With his forceful presence and personality, Hofmann became the central
figure of the Provincetown art community. It is said that students followed
him everywhere, listening to his every word. As one townie tells it, "his
students paved the way for him." There were even suggestions of
a "student cult." Haynes Ownby explains the attachment in saying, "he
truly loved his students. He saw in us comrades embarking on a great
mission." On Fridays, the studio overflowed with artists and others
from all over the Cape who came to observe his dynamic critiques. In
her 1980 ARTnews article, Gwen Kinkead quotes Robert Motherwell as saying, "Hofmann
was very much what young artists wanted in a father figure. He was vital,
optimistic, filled with the conviction that creation is the joy of life."
In 1939, his wife Miz joined him in the US and they moved seasonally
between New York and Provincetown. Still intensely private, Hofmann rarely
let anyone but Miz into his private studio at Days Lumberyard, now the
Fine Arts Work Center, where he is said to have painted in the nude.
He continued his strenuous year-round teaching schedule, although he
was concerned that the demands of teaching drained his own creative energy.

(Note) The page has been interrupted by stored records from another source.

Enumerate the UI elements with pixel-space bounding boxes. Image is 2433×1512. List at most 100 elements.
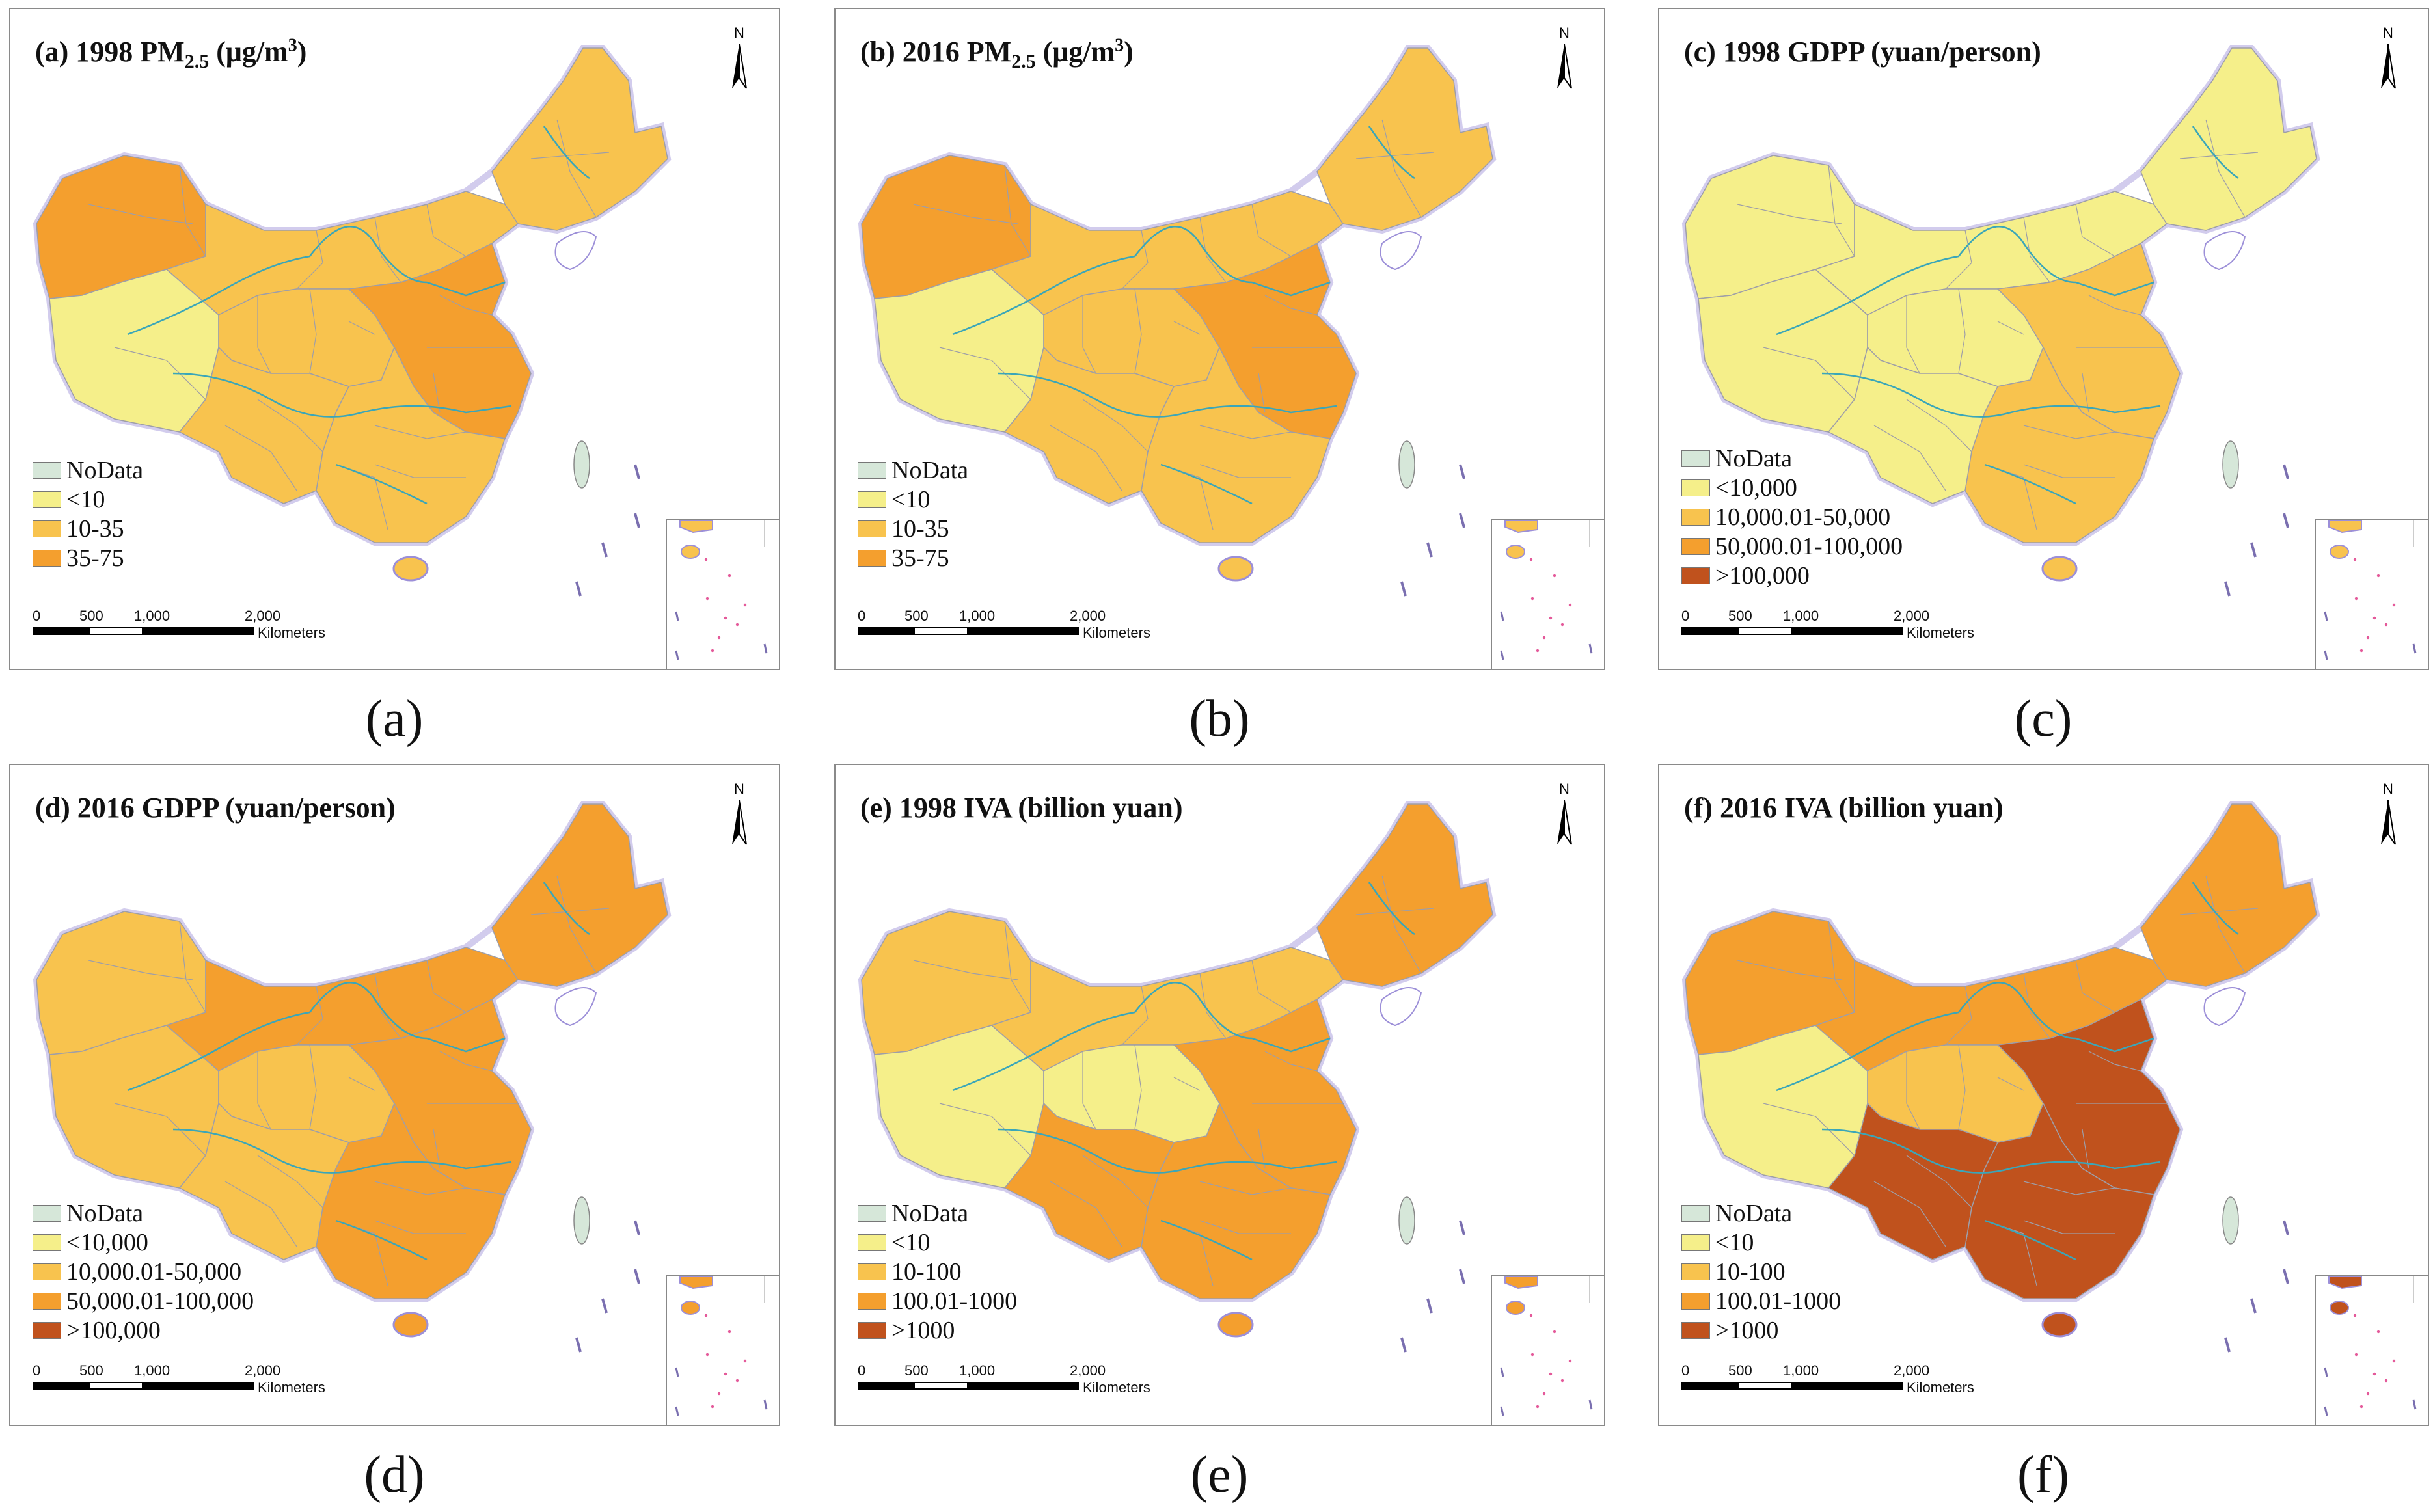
china-map (858, 45, 1497, 597)
legend-swatch (858, 1292, 886, 1310)
inset-island (1568, 603, 1572, 607)
inset-island (2392, 603, 2396, 607)
province-border (257, 1155, 323, 1208)
inset-hainan (1506, 1301, 1525, 1315)
inset-island (711, 649, 714, 653)
inset-island (1549, 616, 1553, 620)
river (1368, 126, 1415, 180)
inset-island (705, 597, 709, 601)
inset-island (2376, 1330, 2380, 1334)
north-arrow-icon: N (1557, 25, 1572, 89)
china-map (1681, 801, 2320, 1353)
province-border (1958, 288, 1966, 374)
scale-tick: 2,000 (1894, 608, 1930, 624)
panel-caption: (b) (1189, 690, 1250, 748)
legend-label: <10 (66, 485, 105, 513)
inset-coast (1504, 520, 1538, 533)
province-border (1199, 1181, 1292, 1195)
inset-coast (1504, 1276, 1538, 1289)
legend-swatch (1681, 1234, 1710, 1251)
boundary-dash (1459, 1269, 1465, 1284)
panel-title: (d) 2016 GDPP (yuan/person) (35, 792, 396, 824)
river (2192, 126, 2239, 180)
inset-dash (763, 1399, 768, 1410)
legend-label: >1000 (891, 1316, 955, 1344)
inset-island (2359, 649, 2363, 653)
inset-island (2366, 636, 2370, 640)
province-border (2023, 1220, 2115, 1234)
legend-item: 100.01-1000 (1681, 1286, 1841, 1316)
province-border (2023, 217, 2050, 283)
province-border (2075, 204, 2115, 257)
province-border (374, 973, 401, 1039)
inset-island (717, 1392, 721, 1396)
legend: NoData <10 10-100 100.01-1000 >1000 (1681, 1198, 1841, 1345)
river (1821, 372, 2161, 418)
scale-unit: Kilometers (258, 625, 325, 641)
river (1984, 463, 2076, 505)
inset-island (2384, 1379, 2388, 1383)
legend-label: 10-35 (66, 515, 124, 543)
north-arrow-icon: N (1557, 781, 1572, 845)
svg-text:N: N (2383, 25, 2393, 41)
scale-segment (1792, 627, 1903, 635)
inset-island (1560, 1379, 1564, 1383)
scale-unit: Kilometers (258, 1379, 325, 1396)
hainan-island (1217, 1312, 1254, 1338)
legend-label: >1000 (1715, 1316, 1779, 1344)
bohai-sea (554, 987, 597, 1027)
legend-item: 10-100 (858, 1257, 1017, 1286)
legend-item: 10-35 (858, 514, 968, 543)
legend-swatch (33, 1292, 61, 1310)
legend-swatch (858, 1263, 886, 1280)
legend-swatch (858, 1321, 886, 1339)
south-china-sea-inset (666, 1275, 779, 1425)
legend-label: <10,000 (66, 1228, 148, 1256)
inset-dash (1500, 650, 1504, 660)
province-border (1906, 1051, 1920, 1130)
legend-label: 10-100 (1715, 1258, 1786, 1286)
legend-item: <10 (858, 1228, 1017, 1257)
inset-coast (679, 1276, 713, 1289)
inset-map (1500, 1276, 1593, 1416)
boundary-dash (1459, 513, 1465, 528)
province-border (374, 1220, 466, 1234)
river (952, 982, 1331, 1092)
river (998, 1128, 1337, 1174)
scale-segment (1737, 1382, 1792, 1390)
province-border (2023, 973, 2050, 1039)
legend-item: 10-35 (33, 514, 143, 543)
legend: NoData <10,000 10,000.01-50,000 50,000.01-1… (33, 1198, 254, 1345)
inset-island (717, 636, 721, 640)
scale-segment (143, 1382, 254, 1390)
taiwan-island (2222, 440, 2239, 489)
province-border (2179, 152, 2259, 159)
province-border (114, 347, 206, 400)
legend-item: NoData (858, 1198, 1017, 1228)
inset-dash (1500, 1406, 1504, 1416)
inset-island (2376, 574, 2380, 578)
bohai-sea (2203, 231, 2246, 271)
inset-island (1536, 1405, 1540, 1409)
inset-island (1568, 1359, 1572, 1363)
taiwan-island (1398, 1196, 1415, 1245)
inset-island (1530, 1353, 1534, 1357)
legend-label: <10 (891, 485, 931, 513)
south-china-sea-inset (2315, 519, 2428, 669)
bohai-sea (1380, 987, 1422, 1027)
province-border (114, 1103, 206, 1156)
panel-title: (a) 1998 PM2.5 (μg/m3) (35, 35, 307, 72)
legend-label: NoData (66, 456, 144, 484)
province-border (309, 288, 317, 374)
inset-map (675, 520, 768, 660)
province-border (2075, 960, 2115, 1013)
legend-swatch (33, 1321, 61, 1339)
legend-label: >100,000 (66, 1316, 161, 1344)
scale-tick: 500 (79, 608, 103, 624)
scale-segment (858, 1382, 914, 1390)
province-border (1763, 347, 1855, 400)
province-border (1082, 1051, 1096, 1130)
scale-bar: 0 500 1,000 2,000 Kilometers (1681, 608, 1974, 653)
scale-tick: 2,000 (245, 1362, 281, 1379)
legend-item: >100,000 (1681, 561, 1903, 590)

It was always a balancing act for him, between teaching and creativity,
and for many years, his legendary success as a teacher over-shadowed
his reputation as a painter. He was reluctant to exhibit. In fact, so
few had seen his work that some New York critics questioned whether he
could paint. He said that he feared his students might not develop independently
if they saw his work. Not until 1944, when he was 68, did he have his
first solo exhibition at Peggy Guggenheim's Art of This Century gallery.

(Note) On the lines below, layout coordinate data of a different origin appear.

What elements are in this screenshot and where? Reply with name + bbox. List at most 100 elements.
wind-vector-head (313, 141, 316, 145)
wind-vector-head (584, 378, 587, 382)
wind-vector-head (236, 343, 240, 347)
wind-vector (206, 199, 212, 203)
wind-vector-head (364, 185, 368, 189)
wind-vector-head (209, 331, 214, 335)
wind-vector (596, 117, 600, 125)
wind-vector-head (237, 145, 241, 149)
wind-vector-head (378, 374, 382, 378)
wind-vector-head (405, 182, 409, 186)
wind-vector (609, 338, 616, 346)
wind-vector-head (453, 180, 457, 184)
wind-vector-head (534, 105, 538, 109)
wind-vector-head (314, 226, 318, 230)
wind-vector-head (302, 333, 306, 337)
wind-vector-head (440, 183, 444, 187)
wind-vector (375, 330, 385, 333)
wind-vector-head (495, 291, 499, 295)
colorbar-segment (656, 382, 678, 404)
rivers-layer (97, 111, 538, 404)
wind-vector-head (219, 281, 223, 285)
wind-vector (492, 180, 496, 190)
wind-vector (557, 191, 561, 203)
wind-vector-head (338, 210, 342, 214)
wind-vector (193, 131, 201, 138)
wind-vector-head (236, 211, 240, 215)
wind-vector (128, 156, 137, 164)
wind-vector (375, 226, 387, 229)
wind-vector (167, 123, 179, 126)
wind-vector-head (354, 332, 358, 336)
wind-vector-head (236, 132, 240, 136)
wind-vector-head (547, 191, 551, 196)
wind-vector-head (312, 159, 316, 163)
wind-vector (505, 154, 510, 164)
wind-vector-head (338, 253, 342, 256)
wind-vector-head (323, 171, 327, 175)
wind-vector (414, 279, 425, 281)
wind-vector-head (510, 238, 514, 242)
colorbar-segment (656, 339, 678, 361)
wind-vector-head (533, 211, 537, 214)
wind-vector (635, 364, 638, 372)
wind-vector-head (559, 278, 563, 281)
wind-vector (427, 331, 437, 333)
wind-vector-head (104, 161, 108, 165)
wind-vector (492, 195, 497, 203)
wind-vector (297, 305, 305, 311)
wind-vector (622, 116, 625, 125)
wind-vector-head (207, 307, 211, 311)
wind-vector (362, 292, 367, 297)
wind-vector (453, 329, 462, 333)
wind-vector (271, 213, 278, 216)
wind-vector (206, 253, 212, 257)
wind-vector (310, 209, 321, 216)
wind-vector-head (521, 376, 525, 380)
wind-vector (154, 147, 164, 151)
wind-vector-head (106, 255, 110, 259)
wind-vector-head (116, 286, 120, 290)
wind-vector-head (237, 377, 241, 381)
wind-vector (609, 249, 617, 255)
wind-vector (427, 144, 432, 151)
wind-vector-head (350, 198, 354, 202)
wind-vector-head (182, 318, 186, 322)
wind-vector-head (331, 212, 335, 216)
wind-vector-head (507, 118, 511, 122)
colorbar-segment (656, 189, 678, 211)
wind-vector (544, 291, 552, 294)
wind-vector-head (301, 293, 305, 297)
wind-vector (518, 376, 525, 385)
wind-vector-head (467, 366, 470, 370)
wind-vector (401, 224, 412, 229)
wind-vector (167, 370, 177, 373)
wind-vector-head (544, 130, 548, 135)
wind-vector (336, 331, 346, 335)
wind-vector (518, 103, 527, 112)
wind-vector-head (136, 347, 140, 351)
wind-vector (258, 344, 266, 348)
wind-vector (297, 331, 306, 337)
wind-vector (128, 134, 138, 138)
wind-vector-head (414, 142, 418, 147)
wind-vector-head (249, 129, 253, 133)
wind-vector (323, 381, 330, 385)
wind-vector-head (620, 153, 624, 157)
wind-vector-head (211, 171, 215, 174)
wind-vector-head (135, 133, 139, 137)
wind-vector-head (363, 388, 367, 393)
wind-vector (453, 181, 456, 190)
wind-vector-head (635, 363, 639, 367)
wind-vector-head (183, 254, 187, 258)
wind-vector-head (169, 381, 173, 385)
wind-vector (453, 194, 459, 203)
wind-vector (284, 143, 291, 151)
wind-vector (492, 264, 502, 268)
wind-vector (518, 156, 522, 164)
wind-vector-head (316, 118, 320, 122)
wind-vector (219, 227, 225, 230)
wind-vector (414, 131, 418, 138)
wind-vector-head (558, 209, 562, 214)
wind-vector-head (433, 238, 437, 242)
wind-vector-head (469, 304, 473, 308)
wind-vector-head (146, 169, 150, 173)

As soon as he began exhibiting, Hofmann's work attracted widespread interest,
although not consistent critical acclaim. He kept changing and evolving;
his stylistic diversity (Hofmann said, "If I ever find a style,
I'll stop painting.") put off many art critics, and it took a long
time to gain their support. As late as 1958, Hofmann was omitted from
the crucial "New American Painting" traveling show mounted
by MOMA. After 1958, when he was approaching 80, Hofmann broke through
to a style that won unqualified praise. In 1963, MOMA mounted a retrospective
exhibiting many important works for the first time.

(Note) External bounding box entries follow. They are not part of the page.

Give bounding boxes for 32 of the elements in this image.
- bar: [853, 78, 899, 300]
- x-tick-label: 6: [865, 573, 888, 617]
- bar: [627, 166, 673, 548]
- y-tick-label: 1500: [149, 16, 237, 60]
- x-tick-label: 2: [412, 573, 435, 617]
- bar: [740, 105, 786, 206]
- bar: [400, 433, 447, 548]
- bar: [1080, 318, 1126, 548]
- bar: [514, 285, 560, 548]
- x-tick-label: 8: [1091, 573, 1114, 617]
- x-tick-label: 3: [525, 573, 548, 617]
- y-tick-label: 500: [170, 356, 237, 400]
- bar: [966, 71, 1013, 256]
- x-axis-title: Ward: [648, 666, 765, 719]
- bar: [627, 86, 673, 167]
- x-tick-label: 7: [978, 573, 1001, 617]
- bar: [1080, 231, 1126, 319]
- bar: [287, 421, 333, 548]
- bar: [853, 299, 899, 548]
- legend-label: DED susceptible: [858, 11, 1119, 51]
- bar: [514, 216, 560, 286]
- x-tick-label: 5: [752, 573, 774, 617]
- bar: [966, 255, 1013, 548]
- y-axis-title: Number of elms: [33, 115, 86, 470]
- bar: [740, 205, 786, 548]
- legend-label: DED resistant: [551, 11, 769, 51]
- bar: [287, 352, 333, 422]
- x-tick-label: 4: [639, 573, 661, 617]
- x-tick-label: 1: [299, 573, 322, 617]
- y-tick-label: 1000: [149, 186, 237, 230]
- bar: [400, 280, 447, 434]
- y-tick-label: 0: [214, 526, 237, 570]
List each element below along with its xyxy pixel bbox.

After teaching more than forty years, Hofmann closed both his schools
in 1958, and devoted himself full time to his painting. The paintings
he created in the last years of his life are exuberant exaltations in
color and form. Those attending the exhibition will again be captivated
by the brilliance, vigor and sheer beauty of the work of this extraordinary
man who was the primary force in the development of Abstract Expressionism
and whose influence continues as a vital presence in the studios, galleries,
and museums of Provincetown and beyond.